Je dirai que c’est plutôt le corps médical qui devrait aborder le sujet avant les traitements car, Lui, est sensé savoir que cela risque de poser des problèmes alors que la patiente ne sait pas encore très bien ce qui l’attend. Le problème étant que le corps médical ne le fait que rarement voir jamais.
En effet, en 2003, l’OMS adopte la définition actuelle de la santé sexuelle :
« La santé sexuelle est un état de bien-être physique, émotionnel, mental et social associé à la sexualité. Elle ne consiste pas uniquement en l’absence de maladie, de dysfonction ou d’infirmité. La santé sexuelle a besoin d’une approche positive et respectueuse de la sexualité et des relations sexuelles, et la possibilité d’avoir des expériences sexuelles qui apportent du plaisir en toute sécurité et sans contraintes, discrimination ou violence. Afin d’atteindre et de maintenir la santé sexuelle, les droits sexuels de toutes les personnes doivent être respectés, protégés et assurés ».
Comment donc réconcilier Eros et Thanatos ? Le cancer et ses traitements ne vont-ils pas à l’encontre même de la définition de la santé sexuelle : « …Etat de bien- être physique… » : Où trouver ce « bien- être » quand le corps est malmené, scarifié, mutilé, amputé ?
Mastectomie, tumorectomie, stomie, laryngotomie, etc…ces termes barbares sont-ils compatibles avec « désir, plaisir, sensualité ».
Le « bien être mental et social associé à la sexualité » est également difficilement compatible avec les peurs, l’anxiété, l’angoisse qu’engendre l’annonce d’un cancer.
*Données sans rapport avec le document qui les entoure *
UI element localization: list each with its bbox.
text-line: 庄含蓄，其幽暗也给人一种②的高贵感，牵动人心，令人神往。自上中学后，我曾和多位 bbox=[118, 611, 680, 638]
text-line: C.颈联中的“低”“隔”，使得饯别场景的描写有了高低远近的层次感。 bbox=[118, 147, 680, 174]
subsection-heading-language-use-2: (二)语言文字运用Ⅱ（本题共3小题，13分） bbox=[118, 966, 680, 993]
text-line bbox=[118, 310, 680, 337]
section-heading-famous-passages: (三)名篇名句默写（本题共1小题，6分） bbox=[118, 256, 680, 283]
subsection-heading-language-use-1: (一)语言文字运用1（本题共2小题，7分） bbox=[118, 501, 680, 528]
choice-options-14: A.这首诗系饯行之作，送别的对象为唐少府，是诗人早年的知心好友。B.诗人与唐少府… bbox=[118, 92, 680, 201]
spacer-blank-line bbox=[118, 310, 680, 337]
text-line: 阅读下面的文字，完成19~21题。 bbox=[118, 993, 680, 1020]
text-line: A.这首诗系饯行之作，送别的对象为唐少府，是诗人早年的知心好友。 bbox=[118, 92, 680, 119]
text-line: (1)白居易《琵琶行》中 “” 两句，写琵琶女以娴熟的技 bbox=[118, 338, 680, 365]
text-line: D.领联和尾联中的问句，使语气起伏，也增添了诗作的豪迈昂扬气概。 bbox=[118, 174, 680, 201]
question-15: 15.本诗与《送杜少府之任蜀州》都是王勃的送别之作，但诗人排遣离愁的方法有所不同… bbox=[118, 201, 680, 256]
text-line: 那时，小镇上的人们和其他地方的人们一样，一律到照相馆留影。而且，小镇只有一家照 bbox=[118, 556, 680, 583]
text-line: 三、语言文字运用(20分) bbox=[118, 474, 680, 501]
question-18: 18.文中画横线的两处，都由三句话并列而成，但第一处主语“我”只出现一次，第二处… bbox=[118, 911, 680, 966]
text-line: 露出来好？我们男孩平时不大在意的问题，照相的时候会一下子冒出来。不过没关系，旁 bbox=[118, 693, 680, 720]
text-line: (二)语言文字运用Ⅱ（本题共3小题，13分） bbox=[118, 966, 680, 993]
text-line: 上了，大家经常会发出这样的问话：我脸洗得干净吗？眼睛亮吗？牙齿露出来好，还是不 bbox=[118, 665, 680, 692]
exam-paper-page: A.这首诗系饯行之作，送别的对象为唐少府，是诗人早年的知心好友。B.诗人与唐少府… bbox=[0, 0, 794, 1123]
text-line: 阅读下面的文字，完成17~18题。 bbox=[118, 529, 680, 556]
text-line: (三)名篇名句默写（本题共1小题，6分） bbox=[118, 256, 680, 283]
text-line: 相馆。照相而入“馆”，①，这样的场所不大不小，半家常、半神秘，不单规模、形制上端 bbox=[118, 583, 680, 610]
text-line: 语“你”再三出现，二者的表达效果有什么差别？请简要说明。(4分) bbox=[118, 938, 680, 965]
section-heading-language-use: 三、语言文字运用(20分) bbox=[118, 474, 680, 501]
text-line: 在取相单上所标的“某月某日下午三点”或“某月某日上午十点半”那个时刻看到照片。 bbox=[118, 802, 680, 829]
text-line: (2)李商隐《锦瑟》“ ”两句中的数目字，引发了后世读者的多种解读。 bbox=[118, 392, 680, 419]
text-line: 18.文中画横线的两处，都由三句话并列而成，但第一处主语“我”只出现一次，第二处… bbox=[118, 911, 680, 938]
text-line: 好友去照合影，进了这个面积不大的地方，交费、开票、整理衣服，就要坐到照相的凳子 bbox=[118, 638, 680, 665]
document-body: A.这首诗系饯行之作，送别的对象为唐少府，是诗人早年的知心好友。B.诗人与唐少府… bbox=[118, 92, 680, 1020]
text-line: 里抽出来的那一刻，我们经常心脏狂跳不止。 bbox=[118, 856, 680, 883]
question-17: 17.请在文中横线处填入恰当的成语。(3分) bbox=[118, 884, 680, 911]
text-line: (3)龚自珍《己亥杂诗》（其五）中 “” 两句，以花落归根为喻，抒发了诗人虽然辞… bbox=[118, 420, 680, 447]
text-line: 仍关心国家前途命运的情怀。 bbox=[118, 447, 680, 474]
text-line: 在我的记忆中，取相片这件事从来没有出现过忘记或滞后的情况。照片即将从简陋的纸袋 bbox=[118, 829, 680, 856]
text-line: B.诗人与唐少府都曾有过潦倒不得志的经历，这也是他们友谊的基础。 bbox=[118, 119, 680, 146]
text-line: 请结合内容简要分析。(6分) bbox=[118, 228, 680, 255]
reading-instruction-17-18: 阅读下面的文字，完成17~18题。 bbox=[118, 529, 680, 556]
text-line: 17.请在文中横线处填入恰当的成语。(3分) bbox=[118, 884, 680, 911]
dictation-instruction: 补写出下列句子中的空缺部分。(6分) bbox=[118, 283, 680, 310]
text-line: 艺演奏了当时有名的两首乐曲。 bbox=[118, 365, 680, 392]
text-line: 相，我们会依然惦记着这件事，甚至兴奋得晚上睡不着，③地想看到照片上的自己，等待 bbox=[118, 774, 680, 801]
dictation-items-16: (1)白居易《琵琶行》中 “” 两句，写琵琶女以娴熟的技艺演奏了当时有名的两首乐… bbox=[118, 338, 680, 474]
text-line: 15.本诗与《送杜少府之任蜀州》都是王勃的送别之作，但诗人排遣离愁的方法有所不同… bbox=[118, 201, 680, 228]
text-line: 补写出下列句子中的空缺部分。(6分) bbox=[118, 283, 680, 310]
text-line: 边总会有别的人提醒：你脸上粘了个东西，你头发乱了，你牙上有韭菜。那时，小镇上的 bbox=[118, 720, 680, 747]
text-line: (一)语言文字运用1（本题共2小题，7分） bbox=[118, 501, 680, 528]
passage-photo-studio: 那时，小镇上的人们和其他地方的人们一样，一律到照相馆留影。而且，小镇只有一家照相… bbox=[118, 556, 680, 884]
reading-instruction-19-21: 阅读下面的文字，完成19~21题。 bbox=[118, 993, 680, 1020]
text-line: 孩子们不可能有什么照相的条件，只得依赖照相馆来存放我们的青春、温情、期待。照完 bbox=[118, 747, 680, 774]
Cette dernière, à elle seule, peut aller à l’encontre d'une disposition à la relation sexuelle, laquelle requiert une bonne disponibilité psychique et la capacité de lâcher prise.
Il faut alors essayer d’anticiper toutes les questions qui pourraient freiner ce lâcher prise, la confiance en soi, au partenaire, etc.
Beaucoup de paramètres peuvent freiner le désir et, par conséquent, une sexualité satisfaisante.
Pour les femmes : indisponibilité, angoisses, peur de se montrer nue, non acceptation de leur corps, cicatrices, chimio, fatigue, sécheresse vaginale, brûlures au niveau du sein (Radiothérapie), libido en berne, etc...
Pour les hommes : la peur de faire mal, le fantasme de la contagion, la peur de passer pour un obsédé (comment puis-je avoir envie dans un moment pareil ?), ne pas oser toucher, ne pas vouloir regarder, etc...
Malgré toutes ces souffrances, les femmes n’en parlent pas beaucoup pour la simple raison qu’elles n’ont pas à qui en parler et surtout qu’elles n’osent pas en parler. « Comment oserais-je parler sexualité alors que c’est un combat pour la vie qui se joue ? ». De plus, les acteurs du parcours de soins ne sont pas formés à la sexualité et fort de constater qu’en 2016, en France, c’est un sujet encore tabou.
Pourtant la sexualité fait partie de la qualité de vie. Le fait de se sentir désirée dans le regard de l’autre ne peut qu’être porteur à un moment où la féminité est tellement mise à mal.
La sexualité peut aider à se réconcilier avec son corps, à se renarcissiser, à se sentir à nouveau « femme ».
Il ne faut pas oublier que la sexualité englobe beaucoup de choses. Ce n’est pas seulement le coït ! Elle passe par les caresses (en tout genre), la tendresse, la sensualité, les baisers (en tout genre). Lors d’un cancer, il faut respecter le rythme de chacun et essayer de trouver à deux une sexualité adaptative qui puisse satisfaire le désir de chacun. Il ne s’agit évidemment pas de se forcer mais il faut éviter, tant que faire se peut, une trop grande frustration de part et d’autre qui pourrait mettre en péril le couple.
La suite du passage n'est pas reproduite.